Sabía que la estepa se acababa después de Granja de Moreruela. Esas llanuras infinitas terminaban para dar paso a una zona más ondulada. Había tenido mucha suerte, no había hecho calor estos días. Recordé Extremadura y las calorinas que sufrí.

Parecía lejano y sólo habían pasado diez días. ¡Cuánto había visto!. ¡Cuánto había disfrutado!

También tuve tiempo para pensar en la anterior experiencia en Granja durante el Camino de Madrid (Villalpando - Granja de Moreruela).

 

Fue un rato muy agradable donde mi cabeza estuvo llena de ensoñaciones felices y gratos recuerdos, sin ninguna prisa ni preocupación. Cuando camino sin pensar en el esfuerzo y con la cabeza entretenida las distancias se acortan.

Según llegaba me crucé con un rebaño de más de doscientas ovejas con su pastar sujetando un borriquillo de largas melenas que se sorprendió. No había visto ninguno de este tipo.

- ¡Qué borrico más lanudo! ¿Puedo sacarle una foto?- Pregunté al buen pastor.

- ¿A quién a él o a mi?- Me respondió con una cierta guasa.

Como me pasa muchas veces no me había expresado bien.

- Perdón, me refería al animal.

- Por supuesto que si.

Llegué al albergue y lo encontré transformado, mucho más limpio,  con literas y baño nuevo.

Habían abierto un bar en el mismo edificio que se encargaba del albergue y de cobrar cuatro euros. También daban de cenar. Perfecto para peregrinos cansados.

En el albergue se encontraban una pareja de ingleses jóvenes que hacían el camino andando. Estaban acoplados en la sala grande, así que yo me coloqué en la litera cercana al baño para no molestarles.

 

Me contaron que venían de Sevilla y hoy sólo habían hecho camino desde Riego por que estaban lesionados. Estaban cocinando la cena a base pasta en un camping-gas que llevaban a cuestas.

 Cuantos he conocido en circunstancias similares y que pocos he visto caminando. La Plata está llena de peregrinos poco caminantes.

Me duché y realice la colada de rigor, que pude colgar en unas cuerdas al sol en la parte de atrás.

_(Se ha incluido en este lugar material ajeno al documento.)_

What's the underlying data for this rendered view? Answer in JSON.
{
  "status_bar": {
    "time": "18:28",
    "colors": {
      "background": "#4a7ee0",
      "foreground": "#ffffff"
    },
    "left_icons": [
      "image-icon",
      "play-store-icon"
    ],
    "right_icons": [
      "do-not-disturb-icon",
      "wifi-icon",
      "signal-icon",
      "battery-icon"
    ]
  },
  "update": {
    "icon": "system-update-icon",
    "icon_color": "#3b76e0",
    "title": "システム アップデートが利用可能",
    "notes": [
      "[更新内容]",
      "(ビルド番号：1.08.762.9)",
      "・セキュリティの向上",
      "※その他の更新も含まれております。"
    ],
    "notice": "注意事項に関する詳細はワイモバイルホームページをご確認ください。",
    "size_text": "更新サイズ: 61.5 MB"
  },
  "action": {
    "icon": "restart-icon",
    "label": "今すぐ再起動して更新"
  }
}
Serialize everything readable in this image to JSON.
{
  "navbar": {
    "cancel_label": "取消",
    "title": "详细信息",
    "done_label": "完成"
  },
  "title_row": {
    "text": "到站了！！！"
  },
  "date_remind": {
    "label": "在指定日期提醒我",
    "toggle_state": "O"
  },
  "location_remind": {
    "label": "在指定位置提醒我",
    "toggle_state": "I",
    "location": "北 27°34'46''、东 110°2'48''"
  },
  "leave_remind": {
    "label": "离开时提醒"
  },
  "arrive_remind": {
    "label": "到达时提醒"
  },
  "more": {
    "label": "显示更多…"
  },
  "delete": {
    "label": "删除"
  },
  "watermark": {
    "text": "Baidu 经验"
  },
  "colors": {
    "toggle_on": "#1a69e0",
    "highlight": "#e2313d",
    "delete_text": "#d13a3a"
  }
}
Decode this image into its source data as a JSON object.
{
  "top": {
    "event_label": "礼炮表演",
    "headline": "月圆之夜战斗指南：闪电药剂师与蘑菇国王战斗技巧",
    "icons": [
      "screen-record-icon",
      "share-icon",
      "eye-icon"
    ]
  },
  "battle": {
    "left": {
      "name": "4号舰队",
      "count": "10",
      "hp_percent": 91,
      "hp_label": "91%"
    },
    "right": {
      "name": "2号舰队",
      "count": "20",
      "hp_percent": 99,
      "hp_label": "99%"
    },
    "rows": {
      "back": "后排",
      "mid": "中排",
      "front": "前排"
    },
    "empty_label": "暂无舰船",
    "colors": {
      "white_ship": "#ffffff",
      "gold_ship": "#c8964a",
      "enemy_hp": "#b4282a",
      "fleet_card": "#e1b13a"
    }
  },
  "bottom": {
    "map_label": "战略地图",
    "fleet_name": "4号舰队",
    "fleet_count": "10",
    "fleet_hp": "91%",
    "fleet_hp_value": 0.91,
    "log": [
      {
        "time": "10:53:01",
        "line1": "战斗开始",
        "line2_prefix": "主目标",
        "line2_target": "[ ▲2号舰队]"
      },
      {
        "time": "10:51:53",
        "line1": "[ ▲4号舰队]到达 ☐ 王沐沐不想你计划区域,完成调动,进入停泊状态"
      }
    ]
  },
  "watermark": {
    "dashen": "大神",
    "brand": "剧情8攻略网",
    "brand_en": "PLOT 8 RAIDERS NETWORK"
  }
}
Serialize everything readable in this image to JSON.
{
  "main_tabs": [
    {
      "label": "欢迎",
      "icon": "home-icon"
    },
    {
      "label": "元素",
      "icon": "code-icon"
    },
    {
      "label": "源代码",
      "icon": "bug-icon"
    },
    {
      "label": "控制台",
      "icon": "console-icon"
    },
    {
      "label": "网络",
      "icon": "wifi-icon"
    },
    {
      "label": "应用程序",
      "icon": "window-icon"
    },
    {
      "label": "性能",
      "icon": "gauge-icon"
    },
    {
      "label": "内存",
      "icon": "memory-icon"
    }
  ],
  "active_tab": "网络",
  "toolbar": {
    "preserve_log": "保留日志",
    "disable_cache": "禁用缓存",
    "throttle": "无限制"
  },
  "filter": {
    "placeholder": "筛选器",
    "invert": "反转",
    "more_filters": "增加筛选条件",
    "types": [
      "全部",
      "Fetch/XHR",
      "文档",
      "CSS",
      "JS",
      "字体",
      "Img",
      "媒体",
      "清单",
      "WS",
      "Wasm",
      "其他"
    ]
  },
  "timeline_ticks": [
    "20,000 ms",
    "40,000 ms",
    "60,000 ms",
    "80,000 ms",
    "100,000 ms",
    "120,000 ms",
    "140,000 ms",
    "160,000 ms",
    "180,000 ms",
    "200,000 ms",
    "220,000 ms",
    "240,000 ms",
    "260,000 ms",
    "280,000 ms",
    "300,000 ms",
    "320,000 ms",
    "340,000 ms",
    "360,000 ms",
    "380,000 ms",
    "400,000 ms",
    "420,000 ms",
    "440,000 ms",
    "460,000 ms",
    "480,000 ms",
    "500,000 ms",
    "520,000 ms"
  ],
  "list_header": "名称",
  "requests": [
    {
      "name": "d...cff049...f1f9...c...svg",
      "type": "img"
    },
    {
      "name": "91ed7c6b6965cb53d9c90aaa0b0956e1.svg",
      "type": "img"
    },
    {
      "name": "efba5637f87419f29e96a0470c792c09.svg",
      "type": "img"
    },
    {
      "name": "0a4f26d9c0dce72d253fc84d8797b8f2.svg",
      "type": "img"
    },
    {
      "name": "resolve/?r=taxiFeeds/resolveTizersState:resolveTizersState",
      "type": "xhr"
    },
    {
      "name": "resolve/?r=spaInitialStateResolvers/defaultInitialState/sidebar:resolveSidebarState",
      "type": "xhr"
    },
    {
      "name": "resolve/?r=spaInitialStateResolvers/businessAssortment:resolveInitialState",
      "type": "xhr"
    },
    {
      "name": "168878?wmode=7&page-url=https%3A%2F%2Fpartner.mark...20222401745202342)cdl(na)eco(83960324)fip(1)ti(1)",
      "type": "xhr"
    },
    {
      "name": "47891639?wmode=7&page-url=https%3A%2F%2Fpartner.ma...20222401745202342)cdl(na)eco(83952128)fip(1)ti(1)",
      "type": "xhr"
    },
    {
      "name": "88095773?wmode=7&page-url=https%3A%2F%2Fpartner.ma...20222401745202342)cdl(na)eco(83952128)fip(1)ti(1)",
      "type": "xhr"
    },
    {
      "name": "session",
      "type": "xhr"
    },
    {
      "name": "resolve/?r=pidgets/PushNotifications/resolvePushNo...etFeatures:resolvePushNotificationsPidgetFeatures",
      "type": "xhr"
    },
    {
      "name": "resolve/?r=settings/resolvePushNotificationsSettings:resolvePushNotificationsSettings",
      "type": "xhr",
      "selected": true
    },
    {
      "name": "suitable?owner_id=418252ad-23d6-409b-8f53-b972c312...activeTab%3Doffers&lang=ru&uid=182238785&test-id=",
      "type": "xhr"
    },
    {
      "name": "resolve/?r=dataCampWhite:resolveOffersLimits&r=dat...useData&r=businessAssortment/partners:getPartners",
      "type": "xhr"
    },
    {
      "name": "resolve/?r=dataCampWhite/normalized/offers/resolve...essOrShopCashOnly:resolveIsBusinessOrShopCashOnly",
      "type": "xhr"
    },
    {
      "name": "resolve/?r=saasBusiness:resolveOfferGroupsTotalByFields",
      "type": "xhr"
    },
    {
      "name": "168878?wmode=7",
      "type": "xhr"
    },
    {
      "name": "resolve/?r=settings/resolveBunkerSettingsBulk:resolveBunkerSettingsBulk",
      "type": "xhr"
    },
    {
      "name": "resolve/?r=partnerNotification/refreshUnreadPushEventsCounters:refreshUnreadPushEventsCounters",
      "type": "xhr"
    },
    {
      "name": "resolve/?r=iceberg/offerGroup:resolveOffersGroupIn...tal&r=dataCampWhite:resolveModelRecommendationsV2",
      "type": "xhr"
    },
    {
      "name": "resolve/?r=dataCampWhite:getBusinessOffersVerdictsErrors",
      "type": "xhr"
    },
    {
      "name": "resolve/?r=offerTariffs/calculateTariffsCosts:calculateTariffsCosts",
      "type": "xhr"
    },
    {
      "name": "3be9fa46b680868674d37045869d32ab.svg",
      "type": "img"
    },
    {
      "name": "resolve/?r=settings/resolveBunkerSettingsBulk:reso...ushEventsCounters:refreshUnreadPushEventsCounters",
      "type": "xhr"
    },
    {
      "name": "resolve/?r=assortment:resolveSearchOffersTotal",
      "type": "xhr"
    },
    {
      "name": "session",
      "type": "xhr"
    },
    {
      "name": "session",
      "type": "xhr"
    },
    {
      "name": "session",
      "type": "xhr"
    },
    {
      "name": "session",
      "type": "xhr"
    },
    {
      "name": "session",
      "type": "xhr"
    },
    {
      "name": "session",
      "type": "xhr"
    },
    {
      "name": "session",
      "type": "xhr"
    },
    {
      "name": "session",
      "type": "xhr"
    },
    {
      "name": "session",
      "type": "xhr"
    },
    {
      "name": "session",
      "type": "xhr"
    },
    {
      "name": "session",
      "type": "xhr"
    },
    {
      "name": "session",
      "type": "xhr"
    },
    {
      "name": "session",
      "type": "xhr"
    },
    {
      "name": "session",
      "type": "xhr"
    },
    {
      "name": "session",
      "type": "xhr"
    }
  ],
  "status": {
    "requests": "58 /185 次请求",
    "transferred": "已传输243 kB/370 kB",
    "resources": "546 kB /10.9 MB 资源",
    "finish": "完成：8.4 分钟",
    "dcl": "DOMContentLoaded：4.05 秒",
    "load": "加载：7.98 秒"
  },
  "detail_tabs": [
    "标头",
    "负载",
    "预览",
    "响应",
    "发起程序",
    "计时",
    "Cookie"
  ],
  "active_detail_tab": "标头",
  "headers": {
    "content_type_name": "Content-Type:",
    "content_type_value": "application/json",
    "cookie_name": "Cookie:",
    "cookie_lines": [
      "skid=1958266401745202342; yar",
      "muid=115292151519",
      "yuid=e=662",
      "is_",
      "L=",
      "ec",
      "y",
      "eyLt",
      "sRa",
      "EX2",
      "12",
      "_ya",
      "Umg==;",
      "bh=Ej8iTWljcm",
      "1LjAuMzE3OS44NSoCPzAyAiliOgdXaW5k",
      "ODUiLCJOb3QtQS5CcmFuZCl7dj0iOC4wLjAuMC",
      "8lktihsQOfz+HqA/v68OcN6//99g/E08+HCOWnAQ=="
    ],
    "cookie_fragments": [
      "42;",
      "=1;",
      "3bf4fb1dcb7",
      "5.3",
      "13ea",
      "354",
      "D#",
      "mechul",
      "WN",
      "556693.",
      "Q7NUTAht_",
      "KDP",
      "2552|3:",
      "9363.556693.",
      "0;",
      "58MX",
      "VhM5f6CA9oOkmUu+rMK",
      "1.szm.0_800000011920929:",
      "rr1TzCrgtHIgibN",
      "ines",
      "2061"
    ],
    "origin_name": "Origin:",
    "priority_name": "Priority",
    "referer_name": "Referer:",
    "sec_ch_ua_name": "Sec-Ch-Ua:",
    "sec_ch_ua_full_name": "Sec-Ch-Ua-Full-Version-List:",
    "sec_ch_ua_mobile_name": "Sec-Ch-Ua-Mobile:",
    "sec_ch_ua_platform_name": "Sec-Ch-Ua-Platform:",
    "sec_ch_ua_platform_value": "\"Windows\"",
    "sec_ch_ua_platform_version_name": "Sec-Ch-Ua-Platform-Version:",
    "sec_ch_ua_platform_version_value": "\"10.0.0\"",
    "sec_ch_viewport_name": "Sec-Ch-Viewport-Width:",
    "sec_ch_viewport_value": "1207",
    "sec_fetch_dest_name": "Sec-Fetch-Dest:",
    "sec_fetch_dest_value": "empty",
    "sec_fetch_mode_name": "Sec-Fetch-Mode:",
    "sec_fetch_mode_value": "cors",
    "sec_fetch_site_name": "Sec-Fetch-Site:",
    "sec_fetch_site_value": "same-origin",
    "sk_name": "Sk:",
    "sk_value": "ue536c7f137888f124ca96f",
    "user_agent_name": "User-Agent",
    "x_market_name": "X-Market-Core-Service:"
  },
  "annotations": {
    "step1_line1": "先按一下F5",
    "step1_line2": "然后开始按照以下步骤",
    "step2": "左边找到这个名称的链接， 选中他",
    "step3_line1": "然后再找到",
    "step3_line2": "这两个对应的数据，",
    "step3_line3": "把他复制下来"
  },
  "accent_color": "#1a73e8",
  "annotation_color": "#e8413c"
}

Me acerqué hasta la iglesia cerrada, por supuesto, y me tomé una cerveza en el bar donde antes se recogían las llaves. Tanto la otra vez, como esta me disgustó que la carretera nacional atraviese el pueblo, lo hace peligroso y ruidoso.

Volví al albergue a cenar en el bar. El tiempo había vuelto a cambiar, hacía un fuerte viento y el cielo se llenó de nubes, amenazaba lluvia.

A las diez estaba metido en el saco, reposando de las últimas etapas por la llanura castellana, mañana me esperaba una zona más ondulada.